Interesting market. I should have left 10-20% in equities since I retired at the end of last year. That would give me between 1 and 2% more gain this year. That would offset what I have had to withdraw. Prudence told me to leave it in G since you don’t need to withdraw anything this year. Prudence isn’t always right and can be a PITA sometimes.
The SO needed additional back surgery and the place that seemed best/she chose was in California. We had to get her there and back and incidentally pay for lodging costs for her when she wasn’t in the hospital and me the whole time. Lodging is not cheap in the San Francisco bay area. I did manage a few nights in a Navy Lodge but mostly in extended stay motels. Not to mention $4 per gallon gas.
To cover these expenses, I began withdrawing a sum each month from my TSP. I may adjust that later but for now all the bills aren’t in.
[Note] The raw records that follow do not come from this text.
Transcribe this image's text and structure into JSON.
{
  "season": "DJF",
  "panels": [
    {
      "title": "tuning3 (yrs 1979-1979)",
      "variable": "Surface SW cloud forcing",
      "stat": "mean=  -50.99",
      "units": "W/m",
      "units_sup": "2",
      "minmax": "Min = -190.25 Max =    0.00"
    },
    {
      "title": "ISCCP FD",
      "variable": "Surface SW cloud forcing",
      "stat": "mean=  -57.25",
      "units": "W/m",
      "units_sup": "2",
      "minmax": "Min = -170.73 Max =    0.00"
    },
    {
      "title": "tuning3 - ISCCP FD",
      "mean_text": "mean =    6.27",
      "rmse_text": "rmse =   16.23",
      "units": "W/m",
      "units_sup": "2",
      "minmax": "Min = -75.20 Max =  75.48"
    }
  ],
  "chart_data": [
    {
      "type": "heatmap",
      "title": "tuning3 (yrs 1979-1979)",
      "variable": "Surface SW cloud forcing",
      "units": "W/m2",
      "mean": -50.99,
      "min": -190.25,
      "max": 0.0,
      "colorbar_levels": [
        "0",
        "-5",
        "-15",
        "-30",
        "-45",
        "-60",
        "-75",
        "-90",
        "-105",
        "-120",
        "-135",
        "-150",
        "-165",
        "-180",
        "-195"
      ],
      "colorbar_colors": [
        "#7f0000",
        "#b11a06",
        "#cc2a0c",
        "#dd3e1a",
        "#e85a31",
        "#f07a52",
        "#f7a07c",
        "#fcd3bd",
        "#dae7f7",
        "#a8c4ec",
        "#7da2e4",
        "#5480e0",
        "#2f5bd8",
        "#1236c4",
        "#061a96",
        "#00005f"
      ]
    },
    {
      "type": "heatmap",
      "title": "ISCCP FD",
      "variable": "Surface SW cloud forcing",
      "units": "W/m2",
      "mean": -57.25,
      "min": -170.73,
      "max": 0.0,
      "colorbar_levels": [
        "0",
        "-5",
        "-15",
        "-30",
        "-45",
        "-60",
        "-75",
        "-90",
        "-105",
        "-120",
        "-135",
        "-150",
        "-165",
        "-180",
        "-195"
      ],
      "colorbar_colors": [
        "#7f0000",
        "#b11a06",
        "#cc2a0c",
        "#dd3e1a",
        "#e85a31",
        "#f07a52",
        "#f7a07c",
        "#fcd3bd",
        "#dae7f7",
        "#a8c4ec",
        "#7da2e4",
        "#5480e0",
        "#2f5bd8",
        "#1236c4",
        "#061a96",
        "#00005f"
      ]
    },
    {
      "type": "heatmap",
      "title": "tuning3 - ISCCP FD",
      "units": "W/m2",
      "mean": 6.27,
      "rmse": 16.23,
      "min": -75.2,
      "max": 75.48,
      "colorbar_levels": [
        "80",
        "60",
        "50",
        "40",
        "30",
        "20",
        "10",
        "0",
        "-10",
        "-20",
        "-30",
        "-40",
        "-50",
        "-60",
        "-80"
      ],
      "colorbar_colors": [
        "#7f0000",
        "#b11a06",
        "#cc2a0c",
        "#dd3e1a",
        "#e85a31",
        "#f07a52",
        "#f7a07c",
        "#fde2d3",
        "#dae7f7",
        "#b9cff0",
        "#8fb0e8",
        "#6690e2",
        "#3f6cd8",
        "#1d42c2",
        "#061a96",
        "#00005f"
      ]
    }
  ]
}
Now I am wondering how gutsy I should be about putting money back in equities.
The surgery went very well and she is recovering nicely. (easy for me to say) We have to go back for a follow up visit in December which will be more costs this calendar year.
The temptation exists to move a large amount of the TSP balance in to equities for a short while and then back to safety. Any idiot ought to be able to earn 1% more this year, right?
I am not just any idiot but a complete idiot about investing it seems. Picking the time for this move would probably not work out.
Good luck everyone in your investment decisions.